The key deliverables for this project would be

  1. an implementation of the Dublin Core Abstract Model in TeX
  2. methods to export metadata from the abstract model to external files in various formats, most importantly RDF+XML, maybe also DC- TEXT and N3
  3. in the case of pdflatex, automatic embedding of XMP packets into the product PDF with a default minimum of the XMP expression of the Z39.88 OpenURL COinS fields, both for the document's own metadata and for all references cited and external hyperlinks.
  4. a user-friendly interface for making metadata statements
  5. in the absence of specific author declarations in a pdflatex document, as much metadata should be embedded as can be detected automatically
  6. methods for package authors to declare new metadata element sets and vocabularies, in order for authors to write metadata specific to their field of interest. Personally, I am thinking of Learning Object Metadata; however the mapping of LOM to Dublin Core is problematic.

Use case #1: A LaTeX author wants to write a document about calculus. She inserts metadata commands into the document preamble such as

\title{Graphing functions}
\author{Ms. Understood}
\subject{Calculus}
\subject[LCSH]{Mathematics -- Calculus -- Differential}

The first \subject statement would be readable by more agents (for instance, people) but less structured. The second conforms to the Library of Congress Subject Headings so a metadata reader aware of that vocabulary could index the resource as such.

Upon LaTeX-ing the document, one or more RDF files are produced which can be published on the web. An XML representation of the statements above could be

<rdf:RDF
     xmlns:rdf="http://www.w3.org/1999/02/22-rdf-syntax-ns#"
     xmlns:dcterms="http://purl.org/dc/terms/"
     xmlns:dcam="http://purl.org/dc/dcam/">
   <rdf:Description rdf:about="http://uri/for/document">
     <dcterms:creator>Ms. Understood</dcterms:creator>
     <dcterms:title xml:lang="en">Graphing functions</dcterms:title>
     <dcterms:subject xml:lang="en">Calculus</dcterms:subject>
     <dcterms:subject>
       <dcam:memberOf rdf:resource="http://loc.gov/LCSH" />
       <rdf:value>Mathematics -- Calculus -- Differential</rdf:value>
     </dcterms:subject>
   </rdf:Description>
</rdf:RDF>

If pdflatex is used, XMP packets are written and embedded in the PDF. An XMP packet looks something like

<?xpacket begin="&#xFEFF;" id="W5M0MpCehiHzreSzNTczkc9d" ?>
   <x:xmpmeta xmlns:x="adobe:ns:meta/">
     <rdf:RDF ...>
     <!-- RDF document from above -->
     </rdf:RDF>
   </x:xmpmeta>
<?xpacket end="w"?>

This would allow better machine finding and indexing of the resources present in the LaTeX document.

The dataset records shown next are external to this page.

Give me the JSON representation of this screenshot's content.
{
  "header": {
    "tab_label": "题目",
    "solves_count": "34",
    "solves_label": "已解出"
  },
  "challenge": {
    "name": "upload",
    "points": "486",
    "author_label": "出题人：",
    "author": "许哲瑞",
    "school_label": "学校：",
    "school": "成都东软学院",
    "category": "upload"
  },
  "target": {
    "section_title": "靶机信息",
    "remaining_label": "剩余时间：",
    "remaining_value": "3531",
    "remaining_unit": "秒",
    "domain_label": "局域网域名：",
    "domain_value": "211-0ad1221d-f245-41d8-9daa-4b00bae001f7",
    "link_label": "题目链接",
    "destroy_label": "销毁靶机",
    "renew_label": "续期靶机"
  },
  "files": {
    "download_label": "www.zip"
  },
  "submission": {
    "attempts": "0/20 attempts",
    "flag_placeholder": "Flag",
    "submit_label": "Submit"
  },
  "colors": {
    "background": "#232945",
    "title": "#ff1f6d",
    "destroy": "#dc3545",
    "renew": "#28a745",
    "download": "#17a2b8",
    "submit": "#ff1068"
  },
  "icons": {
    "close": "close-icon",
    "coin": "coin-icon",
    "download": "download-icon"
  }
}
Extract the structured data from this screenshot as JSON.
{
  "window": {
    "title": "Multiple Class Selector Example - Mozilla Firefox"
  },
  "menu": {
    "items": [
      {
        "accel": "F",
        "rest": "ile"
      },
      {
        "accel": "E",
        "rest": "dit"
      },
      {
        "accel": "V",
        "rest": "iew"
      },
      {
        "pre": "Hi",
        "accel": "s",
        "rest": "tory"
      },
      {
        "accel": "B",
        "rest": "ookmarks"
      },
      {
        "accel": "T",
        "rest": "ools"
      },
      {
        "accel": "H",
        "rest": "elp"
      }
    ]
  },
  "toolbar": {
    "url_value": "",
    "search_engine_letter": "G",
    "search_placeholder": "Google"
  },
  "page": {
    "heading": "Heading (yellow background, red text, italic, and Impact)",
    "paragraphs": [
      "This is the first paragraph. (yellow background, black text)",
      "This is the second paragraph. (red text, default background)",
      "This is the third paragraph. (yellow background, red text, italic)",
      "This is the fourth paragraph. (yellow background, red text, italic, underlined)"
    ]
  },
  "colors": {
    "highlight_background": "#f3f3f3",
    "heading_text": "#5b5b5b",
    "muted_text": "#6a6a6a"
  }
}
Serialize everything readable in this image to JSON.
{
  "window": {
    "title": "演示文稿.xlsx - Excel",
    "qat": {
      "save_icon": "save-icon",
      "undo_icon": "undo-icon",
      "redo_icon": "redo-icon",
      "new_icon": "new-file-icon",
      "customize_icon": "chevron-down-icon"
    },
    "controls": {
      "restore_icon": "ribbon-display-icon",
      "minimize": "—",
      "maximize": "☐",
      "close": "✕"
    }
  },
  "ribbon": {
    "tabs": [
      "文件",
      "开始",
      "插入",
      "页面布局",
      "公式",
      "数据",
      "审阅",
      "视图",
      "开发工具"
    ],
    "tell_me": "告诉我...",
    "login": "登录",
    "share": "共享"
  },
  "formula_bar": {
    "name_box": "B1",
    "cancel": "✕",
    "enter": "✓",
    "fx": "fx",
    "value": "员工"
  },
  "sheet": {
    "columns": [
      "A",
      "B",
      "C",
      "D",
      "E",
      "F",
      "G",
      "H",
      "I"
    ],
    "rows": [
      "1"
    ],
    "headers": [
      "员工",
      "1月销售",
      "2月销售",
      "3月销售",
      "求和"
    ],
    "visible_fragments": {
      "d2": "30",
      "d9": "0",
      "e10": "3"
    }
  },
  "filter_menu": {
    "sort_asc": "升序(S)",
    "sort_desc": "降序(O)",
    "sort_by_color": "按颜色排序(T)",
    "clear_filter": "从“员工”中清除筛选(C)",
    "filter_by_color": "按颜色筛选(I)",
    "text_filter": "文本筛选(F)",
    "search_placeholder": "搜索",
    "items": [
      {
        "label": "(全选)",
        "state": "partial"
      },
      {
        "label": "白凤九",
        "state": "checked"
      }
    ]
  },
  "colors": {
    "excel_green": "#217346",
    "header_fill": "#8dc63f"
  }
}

Use case #2: A Dublin Core implementation of a new metadata application profile is produced, for instance LOM. A LaTeX package author creates a package which provides simple commands connecting the user interface to the abstract model. An example of a new metadata element might be the LOM element “Educational.Difficulty”, which could be implemented as the simple control sequence \difficulty.

Use case #3: A LaTeX author is writing a document, and wants to make it easily citable by others [this may eventually be a Requirement of universities, in order to increase their citation profile]. He uses the conventional minimum:

\author{AN Other}
\title{All we know about Gnus}

but also uses \includepackage{autocite} (or whatever it gets called), which will generate XMP metadata for the author, title, implicit date (\today in ISO 8601 format), the document name (\jobname), the document extent (bytes, if not words), document type (book/article/etc), and as much else as can be detected or deduced, including the metadata from all citations made, and from any hyperlinks to external resources. Shims for popular document classes like memoir, kluwer, elsevier, etc should be developed so that metadata from their additional fields (e.g., \submissiondate, \journalname) can be added.